Thursd had the privilege to interview the designers of DK
: Dennis Kneepkens & Mick Stubbe.
What do people get when they get to work with DK?
We believe any good designer has their own signature style. Ours is a romantic and luxurious take on the now immensely popular natural style. The natural identity stems from the casual Dutch way of living, which is why we prefer tone down luxurious flowers a bit by working with sober dried materials. Apart from our aesthetic we always have a lot of fun. Dennis’ smile is instant entertainment and Mick’s hugs by now are internationally recognised haha.
You have the privilege of working all over the world, but is that as majestic as people often think?
Without complaining: definitely not! Most of what we see are airports, taxi’s and hotels. We are away from friends and family almost the whole year and it requires a lot of planning and emailing. On the bright side: it allows us to meet amazing people and to work at stunning venues. But we should definitely work on adding a few days holiday to every trip: there is so much we miss by always working!
How did you get to work internationally? How did you get to that level that people will hire you to travel to the other side of the world?
Connect with clients emotionally. By now many of our assignments are recurring projects! And also: when people enjoy working with you, they tend to spread the word.
Wherever you go, you have clients who expect the most of your creations, especially when they pay a good price for it. How do you make sure that you live up to those expectations? Or is that not on your mind at all?
We try to plan everything meticulously. Most of our time goes into making moodboards, sketches and flower lists. It makes sure clients have a clear view on what to expect and that any waste is kept to a minimum.
In the relationship between a florist/floral designer and their client, there must always be a somewhat ‘undefined line’ to wether something is ‘good’ or ’not good’. I mean, it’s a matter of taste right? Do you ever experience a struggle or discussion with your clients about your creative work?
We reserve a lot of freedom to follow our own design. During interviews about new projects we try to understand a client’s wishes in a global sense, but further we trust in the fact that they did not hire us for no reason. As long as we follow our own aesthetic and professionalism, we think clients will be happy. And until now that seems to have been the case.
How do you prepare yourself when working on the other side of the globe when it comes to logistics, working hours, language barriers etc?
Working hours always exceed the expectation. Although rates for this should be relatively fair, being an artist inherently means you don’t stop until you are satisfied. Logistics can be tricky but we are always trying to find exporters and wholesalers that have the same love for their work as we do. But in the end it all comes down to being flexible. Things never completely go as planned!

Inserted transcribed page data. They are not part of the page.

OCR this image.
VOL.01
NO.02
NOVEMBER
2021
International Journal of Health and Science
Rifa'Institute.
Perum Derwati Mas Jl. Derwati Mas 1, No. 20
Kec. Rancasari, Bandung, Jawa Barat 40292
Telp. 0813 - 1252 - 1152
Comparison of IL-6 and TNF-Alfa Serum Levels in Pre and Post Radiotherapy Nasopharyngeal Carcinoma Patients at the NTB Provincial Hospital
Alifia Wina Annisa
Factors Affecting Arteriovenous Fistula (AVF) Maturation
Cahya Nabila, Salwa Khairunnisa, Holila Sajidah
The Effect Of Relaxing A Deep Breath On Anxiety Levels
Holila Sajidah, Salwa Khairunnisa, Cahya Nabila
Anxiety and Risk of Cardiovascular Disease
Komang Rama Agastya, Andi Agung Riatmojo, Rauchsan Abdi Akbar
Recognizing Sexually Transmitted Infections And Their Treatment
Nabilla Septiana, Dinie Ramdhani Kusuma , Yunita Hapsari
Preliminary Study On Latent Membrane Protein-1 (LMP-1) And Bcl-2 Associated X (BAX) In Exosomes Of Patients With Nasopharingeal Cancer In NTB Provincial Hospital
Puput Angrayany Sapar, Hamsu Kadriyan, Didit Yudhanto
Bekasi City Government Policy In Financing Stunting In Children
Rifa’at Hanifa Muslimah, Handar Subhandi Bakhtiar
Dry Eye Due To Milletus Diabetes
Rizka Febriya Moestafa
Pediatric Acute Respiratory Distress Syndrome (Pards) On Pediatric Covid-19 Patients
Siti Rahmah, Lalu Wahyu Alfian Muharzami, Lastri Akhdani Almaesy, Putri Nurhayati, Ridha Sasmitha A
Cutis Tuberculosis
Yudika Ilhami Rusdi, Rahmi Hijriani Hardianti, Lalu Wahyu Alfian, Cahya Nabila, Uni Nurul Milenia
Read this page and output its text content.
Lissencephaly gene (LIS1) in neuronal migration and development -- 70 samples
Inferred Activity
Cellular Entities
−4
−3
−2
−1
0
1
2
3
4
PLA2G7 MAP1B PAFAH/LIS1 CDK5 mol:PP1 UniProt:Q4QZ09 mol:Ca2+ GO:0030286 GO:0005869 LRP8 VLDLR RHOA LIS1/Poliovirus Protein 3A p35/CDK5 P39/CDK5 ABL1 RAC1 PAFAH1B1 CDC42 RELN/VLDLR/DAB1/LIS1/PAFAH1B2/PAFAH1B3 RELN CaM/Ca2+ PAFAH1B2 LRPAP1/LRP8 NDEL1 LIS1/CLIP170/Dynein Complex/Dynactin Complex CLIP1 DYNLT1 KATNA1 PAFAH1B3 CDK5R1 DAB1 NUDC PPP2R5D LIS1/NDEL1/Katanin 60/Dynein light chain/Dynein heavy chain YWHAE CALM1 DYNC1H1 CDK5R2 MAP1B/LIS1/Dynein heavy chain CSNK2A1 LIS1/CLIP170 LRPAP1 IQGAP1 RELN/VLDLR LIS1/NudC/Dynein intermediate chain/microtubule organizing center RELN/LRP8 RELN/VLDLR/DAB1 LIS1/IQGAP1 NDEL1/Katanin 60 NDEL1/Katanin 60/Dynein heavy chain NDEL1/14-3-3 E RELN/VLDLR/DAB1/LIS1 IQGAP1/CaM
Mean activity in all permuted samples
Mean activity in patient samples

You did a beautiful creation in Tokyo (Japan) in the very chic Isetan Mitsukoshi department store last year. That’s a whole different kind of setting then for example a local floral show in The Netherlands. Is there a ‘different DK’ at each of these places, or is it always the same approach?
In a way the approach is always different. Each assignment and every venue requires us to carefully weigh our options. At the same time we do not differentiate between regular paid jobs and big projects. Or between cultural differences. The amount of dedication is the same and so is our style.
You are now teaching at schools in China. What can they learn from you?
Actually we have been teaching across the world for many years, but fashion school Cohim in China is the first we have a fixed collaboration with. For now we decided to focus on courses that teach students different kinds of styles while learning different techniques. This way we challenge them to discover their own signature, just like we found ours.
You’ve seen many places. Where in the world do you feel that your style is most appreciated? And why?
The peculiar thing is that it isn’t so much the appreciation that is different, but more so the reasoning behind it. For instance in the Far East, people are used to an ikebana inspired floral style. This makes them appreciate our style because it has such a different atmosphere. In England however, people enjoy our style because it reminds them so much about their own culture. Funny enough, appreciation goes both ways!
In your work, you have the great privilege of both living and working as partners. How is it to spend so much time together and being able to travel the world together?
It is the best and worst thing in one haha. One of the good things is that we always exactly understand why the other person is feeling the way they are. We are in sync when an assignment has been an amazing success but also with the disappointment of a project being cancelled. A challenge is to talk about anything other than work. Especially being super dedicated, there is not really a difference between work hours and private time.
What advice would you give to aspiring florists who also want to be successful international floral designers?
Stick to your style. If you like the way something looks, there will be other people who will too.